Jon Favreau remembered one important element when he made the original Batman and every other better-known comic book superhero, he didn't try to take the story from the pages and implant it in the real world to the extent of turning it into an existential diatribe on the nature of evil or anything similarly lofty.

What he did was create an American James Bond/frat boy hybrid in Tony Stark, and Robert Downey Jr gave the character the wings he needed. Without the contributions of both men it would have another forgettable CGI licensing deal cash-in.

Neither Favreau nor Downey Jr forget to adhere to their talents this time around and Iron Man 2 is everything the original had in quantities that are just right.
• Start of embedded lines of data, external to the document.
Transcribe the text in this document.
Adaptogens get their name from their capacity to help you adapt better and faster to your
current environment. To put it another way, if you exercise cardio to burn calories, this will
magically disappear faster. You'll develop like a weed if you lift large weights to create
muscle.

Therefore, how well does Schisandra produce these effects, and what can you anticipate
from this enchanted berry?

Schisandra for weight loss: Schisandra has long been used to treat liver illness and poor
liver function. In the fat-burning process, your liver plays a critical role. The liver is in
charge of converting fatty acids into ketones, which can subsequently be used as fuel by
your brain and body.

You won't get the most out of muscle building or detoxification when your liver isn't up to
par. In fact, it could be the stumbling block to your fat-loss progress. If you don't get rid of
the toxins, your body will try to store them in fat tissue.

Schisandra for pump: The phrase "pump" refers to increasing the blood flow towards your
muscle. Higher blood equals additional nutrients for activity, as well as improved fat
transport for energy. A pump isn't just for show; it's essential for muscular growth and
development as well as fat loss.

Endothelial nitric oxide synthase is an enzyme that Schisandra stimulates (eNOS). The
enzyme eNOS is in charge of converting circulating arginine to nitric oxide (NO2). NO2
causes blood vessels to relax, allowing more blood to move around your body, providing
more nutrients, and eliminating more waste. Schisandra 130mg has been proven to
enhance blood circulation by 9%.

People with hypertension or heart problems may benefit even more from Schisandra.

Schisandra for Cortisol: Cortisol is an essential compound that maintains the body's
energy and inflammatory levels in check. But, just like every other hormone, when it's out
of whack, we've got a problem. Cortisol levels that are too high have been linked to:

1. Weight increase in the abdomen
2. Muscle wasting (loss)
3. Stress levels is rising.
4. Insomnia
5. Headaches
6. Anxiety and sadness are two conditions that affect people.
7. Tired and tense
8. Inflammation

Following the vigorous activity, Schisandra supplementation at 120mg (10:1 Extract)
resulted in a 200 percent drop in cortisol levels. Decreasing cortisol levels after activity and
The plot does have a USP in that Stark's identity isn't a secret and he isn't hidden away in a dark mansion struggling with his conscience. After telling the world he's Iron Man, Tony's loving every minute of it, from single-handedly bringing peace to the world to driving his own race car in Monaco.

It's there he meets one of his nemeses, Whiplash (a grizzled Rourke), the son of a former technology partner of his father out for revenge, believing the Stark empire has screwed his family out of their due.

He's given a benefactor in Justin Hammer (Rockwell), a business rival to Stark who sees the deadly engineer's skills as a way to compete with Stark. But while Tony drinks, parties, tries to understand who the mysterious figure is that wants him dead and contends with his idealistic friend Rhodes (Cheadle, replacing Terrence Howard) who wants to give the suit technology to the army, Hammer doesn't realise what a mistake he's making giving Whiplash access to so much weaponry.

An expanded cameo from Samuel L Jackson as SHIELD boss Nick Fury gives the movie its best line ('Please exit the donut') and a hot but wooden Scarlett Johansson is there for the teenage boys. But for teenage boys of all ages, Favreau doesn't scrimp on the action.

The movie suffers a little from Spider-Man 3 syndrome, stuffing too many characters in and leaving a few of them under-serviced as a result (particularly Rourke as Whiplash - who does little but mumble through a few scenes), but it's great fun.